COVER STORY : A Resolve Born From the Ashes
On Thursday, it will be six months since the city erupted after four Los Angeles police officers were acquitted in the Rodney G. King beating trial. For many, the rage of the riots gave way to determination, whether that meant fighting the system, finding jobs for youths or focusing on urgent community needs.
Churches Focus on Communities’ Needs
Joel Hernandez waited years to learn how to gently strum a guitar to produce the melodies of his native Central America. But it was only through donations made in the wake of the April-May riots that his church, the Pico-Union Ministry, could afford to create a guitar class for people like him.
“There are many new things that are coming because of the riots, like music and more English classes, but we still need help,” Hernandez said while plucking a guitar.
The Pico-Union ministry and others affiliated locally with the United Methodist Church have launched community outreach efforts in response to the riots. From English as a Second Language classes in Pico-Union to a food bank in Koreatown, the ministries are focusing on the diverse community needs that have become apparent.
“Before the riots there wasn’t anything for the people to do. Now there’s even a greater necessity,” said Father Tomas Lopez, pastor of the Pico-Union Ministry. “There are people in the community who need to be in touch with other people--to talk and to share.”
In addition to offering more services in Pico-Union, Koreatown and South-Central, the Los Angeles District of the United Methodist Church has created a crisis response team that has proposed ways to rebuild these communities. And the church is also expanding its outreach efforts at La Trinidad Church in East Los Angeles.
Besides the guitar classes aimed at teaching about Central American culture, the Pico-Union Ministry runs a youth program and holds English as a Second Language classes and Bible study.
With a new language and culture here in the United States, Latino youths “need to learn to combine both realities--where their families come from and where they are now--so they don’t forget their roots,” Lopez said.
The riots highlighted the urgent need for food, shelter, clothing and language education, church officials said, and several church programs have flourished into major service centers.
In Koreatown, the Rev. Hyun Seung Yang, pastor of the YET United Methodist Church, opened the Korean American Food & Shelter Services, a food distribution center. Yang started the food center the day after the riots and has received donations from numerous organizations, including $20,000 from his parent church.
Housed in the parking lot of the Oriental Mission Church, the center has distributed food to more than 1,000 families a week since the civil unrest.
The center is a source of emotional support as well as sustenance, said Sylvia Lim, one of thousands of people who have received boxes of food since the riots. Lim, whose clothing store at Vermont Avenue and 8th Street was looted during the riots, admires the volunteers who staff the food center’s tables.

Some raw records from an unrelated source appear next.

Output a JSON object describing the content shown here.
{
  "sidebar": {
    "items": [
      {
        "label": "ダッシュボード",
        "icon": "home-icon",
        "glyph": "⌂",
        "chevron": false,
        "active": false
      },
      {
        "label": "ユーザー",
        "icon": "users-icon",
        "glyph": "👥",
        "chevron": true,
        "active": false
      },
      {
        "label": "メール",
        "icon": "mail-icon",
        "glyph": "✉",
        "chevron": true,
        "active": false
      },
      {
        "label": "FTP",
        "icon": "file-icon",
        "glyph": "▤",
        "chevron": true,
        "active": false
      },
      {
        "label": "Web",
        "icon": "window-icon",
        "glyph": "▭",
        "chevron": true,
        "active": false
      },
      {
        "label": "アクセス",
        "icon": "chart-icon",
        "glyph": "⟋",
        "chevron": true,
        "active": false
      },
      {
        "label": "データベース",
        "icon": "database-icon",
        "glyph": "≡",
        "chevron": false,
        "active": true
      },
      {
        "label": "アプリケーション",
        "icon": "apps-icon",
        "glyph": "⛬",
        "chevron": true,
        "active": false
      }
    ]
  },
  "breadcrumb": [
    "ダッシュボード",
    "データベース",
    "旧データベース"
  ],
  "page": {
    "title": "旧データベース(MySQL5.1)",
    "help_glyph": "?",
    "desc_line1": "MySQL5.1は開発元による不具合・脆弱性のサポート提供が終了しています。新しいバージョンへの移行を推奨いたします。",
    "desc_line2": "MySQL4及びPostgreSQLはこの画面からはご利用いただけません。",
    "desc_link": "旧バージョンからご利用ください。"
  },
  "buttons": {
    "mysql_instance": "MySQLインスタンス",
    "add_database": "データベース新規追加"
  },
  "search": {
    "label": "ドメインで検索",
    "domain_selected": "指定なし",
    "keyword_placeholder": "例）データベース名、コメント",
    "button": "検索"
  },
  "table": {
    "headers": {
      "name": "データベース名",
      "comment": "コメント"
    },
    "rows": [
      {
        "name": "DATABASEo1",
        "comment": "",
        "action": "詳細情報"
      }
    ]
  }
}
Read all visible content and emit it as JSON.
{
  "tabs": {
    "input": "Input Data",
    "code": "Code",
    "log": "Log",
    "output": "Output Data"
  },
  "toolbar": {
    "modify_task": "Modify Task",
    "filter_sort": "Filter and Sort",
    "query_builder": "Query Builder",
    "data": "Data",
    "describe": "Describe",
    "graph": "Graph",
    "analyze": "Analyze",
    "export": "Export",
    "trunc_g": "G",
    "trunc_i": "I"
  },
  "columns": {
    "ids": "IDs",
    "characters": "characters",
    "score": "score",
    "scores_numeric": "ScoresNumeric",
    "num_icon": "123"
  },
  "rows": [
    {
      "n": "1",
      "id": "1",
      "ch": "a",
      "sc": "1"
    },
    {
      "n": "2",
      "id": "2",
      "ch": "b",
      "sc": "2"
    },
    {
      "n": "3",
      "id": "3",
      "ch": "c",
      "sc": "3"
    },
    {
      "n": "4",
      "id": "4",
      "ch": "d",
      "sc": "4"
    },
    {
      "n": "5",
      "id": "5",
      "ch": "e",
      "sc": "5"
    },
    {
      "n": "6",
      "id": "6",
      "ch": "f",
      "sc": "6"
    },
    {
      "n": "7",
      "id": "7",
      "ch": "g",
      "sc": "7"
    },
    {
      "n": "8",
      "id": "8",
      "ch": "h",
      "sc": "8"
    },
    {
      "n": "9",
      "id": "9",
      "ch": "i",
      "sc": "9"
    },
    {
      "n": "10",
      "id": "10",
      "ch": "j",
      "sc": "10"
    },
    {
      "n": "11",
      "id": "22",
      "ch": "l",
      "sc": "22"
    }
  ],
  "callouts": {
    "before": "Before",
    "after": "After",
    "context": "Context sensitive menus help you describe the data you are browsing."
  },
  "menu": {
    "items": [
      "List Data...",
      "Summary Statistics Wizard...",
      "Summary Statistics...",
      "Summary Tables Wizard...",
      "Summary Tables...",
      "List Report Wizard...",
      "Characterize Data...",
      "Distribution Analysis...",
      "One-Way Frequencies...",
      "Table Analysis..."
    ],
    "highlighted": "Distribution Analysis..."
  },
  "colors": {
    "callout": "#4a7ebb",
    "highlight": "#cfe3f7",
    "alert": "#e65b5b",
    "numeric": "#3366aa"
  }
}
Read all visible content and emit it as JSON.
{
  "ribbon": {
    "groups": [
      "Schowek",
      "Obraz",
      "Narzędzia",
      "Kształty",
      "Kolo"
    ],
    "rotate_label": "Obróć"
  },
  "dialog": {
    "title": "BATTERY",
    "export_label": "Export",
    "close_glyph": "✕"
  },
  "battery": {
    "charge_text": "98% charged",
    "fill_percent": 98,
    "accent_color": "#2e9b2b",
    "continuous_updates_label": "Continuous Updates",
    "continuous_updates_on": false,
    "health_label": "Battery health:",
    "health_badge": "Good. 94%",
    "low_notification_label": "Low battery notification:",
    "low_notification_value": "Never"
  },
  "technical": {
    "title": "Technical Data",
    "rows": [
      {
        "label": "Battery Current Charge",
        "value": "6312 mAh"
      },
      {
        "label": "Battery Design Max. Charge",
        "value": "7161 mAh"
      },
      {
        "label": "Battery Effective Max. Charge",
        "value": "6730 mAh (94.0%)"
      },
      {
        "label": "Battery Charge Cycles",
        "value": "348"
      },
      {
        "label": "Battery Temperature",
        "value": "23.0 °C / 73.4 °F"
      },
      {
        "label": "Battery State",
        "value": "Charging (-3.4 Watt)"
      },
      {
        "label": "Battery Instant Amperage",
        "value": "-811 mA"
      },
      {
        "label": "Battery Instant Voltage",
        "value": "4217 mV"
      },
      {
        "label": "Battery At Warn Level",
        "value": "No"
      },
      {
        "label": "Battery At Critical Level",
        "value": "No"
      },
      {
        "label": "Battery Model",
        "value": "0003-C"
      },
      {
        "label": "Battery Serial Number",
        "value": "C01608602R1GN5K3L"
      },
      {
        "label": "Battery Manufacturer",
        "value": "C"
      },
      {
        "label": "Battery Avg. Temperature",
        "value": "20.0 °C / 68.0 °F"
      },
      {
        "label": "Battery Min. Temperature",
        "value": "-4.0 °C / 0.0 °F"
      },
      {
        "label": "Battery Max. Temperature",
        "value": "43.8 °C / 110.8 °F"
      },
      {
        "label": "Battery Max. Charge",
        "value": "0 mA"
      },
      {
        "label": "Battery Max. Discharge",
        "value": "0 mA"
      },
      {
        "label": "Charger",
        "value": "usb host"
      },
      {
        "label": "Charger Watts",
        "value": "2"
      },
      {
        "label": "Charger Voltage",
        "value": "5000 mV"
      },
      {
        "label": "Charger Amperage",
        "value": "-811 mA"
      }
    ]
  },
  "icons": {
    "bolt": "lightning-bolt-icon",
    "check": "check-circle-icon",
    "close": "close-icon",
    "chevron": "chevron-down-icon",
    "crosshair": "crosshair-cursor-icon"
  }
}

“I appreciate the charity here and the elderly volunteers, they are amazing. They help me emotionally to keep going,” she said. “You need some kind of support to keep going.”
The program began as an effort to assist Korean-American riot victims, but it has since grown to serve anyone in need.
“This is really a melting pot here, a multiracial, multiethnic, ecumenical effort,” Yang said. “This will always be a need for this and not only for Korean-Americans.”
Elston Carr contributed to this story.